Первое мое знакомство с А. С. Хомяковым было в 1823 году, в Москве, в доме Веневитиновых. Короче друг с другом мы сошлись в Петербурге, в марте 1827 года, во время предсмертной болезни Дмитрия Веневитинова. Брат Хомякова Федор ухаживал за больным как нежнейшая мать или сестра, а нас (своего брата Алексея и меня) он почти не впускал к больному, находя, что мы очень неловки и только его тревожили своим уходом. Но время этих нескольких суток, проведенных нами вместе, в третьей комнате от больного, среди тревог и страхов, мы много толковали и спорили о философии вообще, и о Шеллинге в особенности, о христианстве и о других жизненных вопросах, и вследствие того очень сблизились. Затем, во время моего пребывания в Петербурге с 1827 по 1831-й год, А. С. Хомяков часто живал там, и тогда почти ежедневно мы виделись или у князя Одоевского, или у К. А. Карамзиной, или друг у друга. Хомяков всегда был строгим и глубоковерующим православным христианином, а я — заклятым шеллингистом, и у нас были споры бесконечные. Никогда не забуду одного спора, окончившегося самым комическим образом. Проводили мы вечер у князя Одоевского, спорили втроем о конечности и бесконечности мира, и незаметно беседа наша продлилась до трех часов ночи. Тогда хозяин дома нам напомнил, что уже поздно и что лучше продолжить спор у него же на следующий день. Мы встали, начали сходить с лестницы, продолжая спор, сели на дрожки и все-таки его не прерывали, я завез Хомякова на его квартиру, он слез, я оставался на дрожках, а спор шел своим чередом. Вдруг какая-то немка, жившая над воротами, у которых мы стали, открывает форточку в своем окне и довольно громко говорит: Mein Gott und Herr, was ist denn das? {Боже мой, Господи, что же это такое? (нем.). — Ред.} Мы расхохотались, и тем окончился наш спор.

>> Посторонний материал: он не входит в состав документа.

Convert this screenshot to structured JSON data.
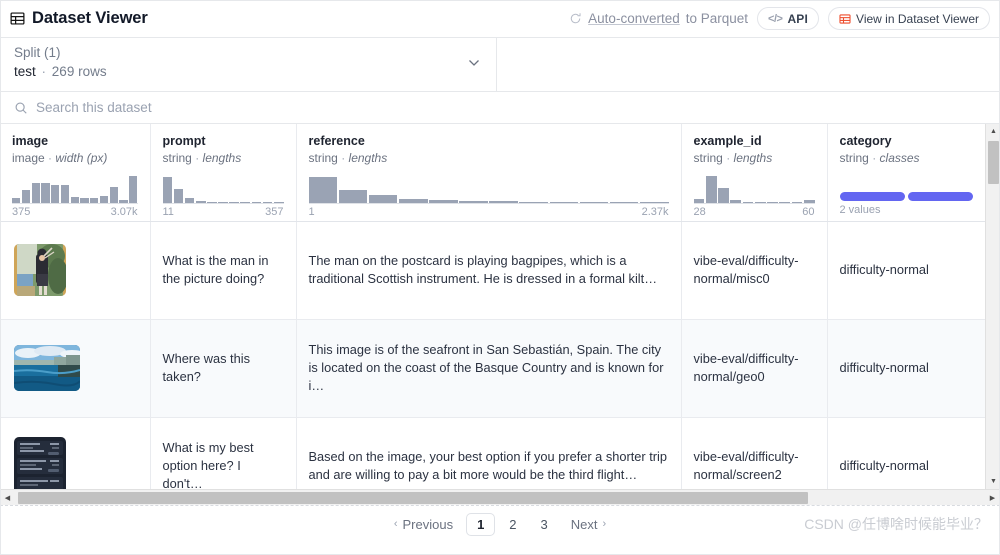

В Петербурге, у князя Одоевского, мы часто встречали профессора Велланского, графа М. Ю. Виельгорского и других умных и ученых людей. В наших беседах принимал живое участие приехавший из Москвы наш приятель В. П. Титов. Вечера и обеды у князя Одоевского все более и более скрепляли нашу дружбу и сильно содействовали к нашему умственному и нравственному развитию. У К. А. Карамзиной мы видали часто Блудова, Жуковского. П. А. Муханова и других, а из женщин особенно нас очаровывала и красотою, и умом девица Россети, вышедшая впоследствии замуж за H. M. Смирнова. Хомякову она внушила стихи ‘Иностранке’, но когда она их узнала от П. А. Муханова, то осталась ими очень недовольною и некоторое время относилась к Хомякову весьма холодно. В карамзинской гостиной предметом разговоров были не философские предметы, но и не петербургские пустые сплетни и росказни. Литературы, русская и иностранная, важные события у нас и в Европе, особенно действия тогдашних великих государственных людей Англии Каннинга и Гускиссона составляли всего чаще содержание наших оживленных бесед. Эти вечера, продолжавшиеся до поздних часов ночи, освежали и питали наши души и умы, что в тогдашней петербургской душной атмосфере было для нас особенно полезно. Хозяйка дома умела всегда направлять разговоры на предметы интересные.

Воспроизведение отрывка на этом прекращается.